The second factor is linked to the reason why overheating in the body matters so much. Our bodies — and that of any other animal, really — run on proteins. Haemoglobin is one of these, but there are other, more subtle proteins that control the production of raw energy. The “unit” of energy that serves as a kind of energy currency is ATP, or adenosine triphosphate, which is required in any number of processes in the human body. But ATP and others in the protein family are held together by a delicate, temperature-sensitive balance of chemical bonds. Increase or decrease the ambient temperature too much, and the specific 3D structure of proteins can be critically damaged, depending on how sensitive they are to temperature.

And that’s exactly what happens when our bodies overheat. Muscle pyruvate kinase, or MPK, is responsible for the production of ATP within muscles. Much of the general population can rely on MPK working perfectly fine at any given time, but athletes, who train rigorously and ferociously, need all the help and recovery they can get between bouts of exercise. Overheating an athlete’s body means deforming and deactivating the MPK proteins within it, thus slowing down muscle recovery. But when the muscle cells are cooled down, MPK is basically “reset” and can begin working again.

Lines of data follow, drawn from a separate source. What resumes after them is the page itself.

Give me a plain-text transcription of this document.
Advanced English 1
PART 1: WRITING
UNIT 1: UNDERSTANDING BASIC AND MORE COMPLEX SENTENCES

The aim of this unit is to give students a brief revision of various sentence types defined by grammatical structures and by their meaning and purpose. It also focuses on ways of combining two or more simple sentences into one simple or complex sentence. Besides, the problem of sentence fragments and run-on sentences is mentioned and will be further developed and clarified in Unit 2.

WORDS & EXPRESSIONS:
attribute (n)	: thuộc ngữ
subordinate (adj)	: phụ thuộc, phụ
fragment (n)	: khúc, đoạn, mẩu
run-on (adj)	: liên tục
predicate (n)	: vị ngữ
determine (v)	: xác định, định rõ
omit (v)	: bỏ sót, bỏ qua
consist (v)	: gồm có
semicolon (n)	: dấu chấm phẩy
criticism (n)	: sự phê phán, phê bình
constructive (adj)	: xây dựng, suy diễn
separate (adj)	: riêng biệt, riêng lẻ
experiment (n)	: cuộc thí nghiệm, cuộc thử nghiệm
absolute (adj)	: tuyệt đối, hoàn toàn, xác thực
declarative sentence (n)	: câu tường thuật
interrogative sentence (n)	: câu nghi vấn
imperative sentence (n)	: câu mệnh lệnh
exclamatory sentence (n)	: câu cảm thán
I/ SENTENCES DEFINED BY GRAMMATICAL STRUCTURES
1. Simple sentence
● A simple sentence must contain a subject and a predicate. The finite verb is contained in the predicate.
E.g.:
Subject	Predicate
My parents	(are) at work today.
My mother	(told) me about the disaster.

It’s a beautiful, elegant system that the researchers took advantage of by simply applying the most efficient solution.

But pyruvate kinase’s role in human physiology doesn’t just stop there. MIT researchers discovered a far more crucial role that it could be playing in the production of tumorous growth.

Pyruvate kinase comes into the picture during glycolysis, which produces two molecules of ATP from a molecule of glucose. When one form of pyruvate kinase, called PKM1 is active all the time, the process goes on to produce much more ATP. Tumorous cells, however, express another form of the protein, PKM2, where secondary processes don’t produce as much ATP but go on to produce much more carbohydrates and lipids — essentially, the building blocks of cells. The idea seems to be that normal cells simply need more energy to conduct their normal processes, whereas cancerous cells require more raw material to continue to multiply. A previous study by the same team showed that turning on PKM1 activity in cancerous cells slowed tumorous growth.

What the team is trying to do now is more subtle: to force PKM2, the “abnormal” expression of pyruvate kinase, to operate all the time, “essentially turning it into PKM1”. I must admit I’m not sure how turning on PKM2 is equivalent to turning on PKM1, but in mice implanted with cancer cells and tested with pharmaceutical compounds that turned on PKM2 constantly, the researchers found no evidence of tumorous growth.

It’s pretty fascinating that a single protein is beginning to prove its worth in many ways. I’ll be interested to see what else pyruvate kinase can help with.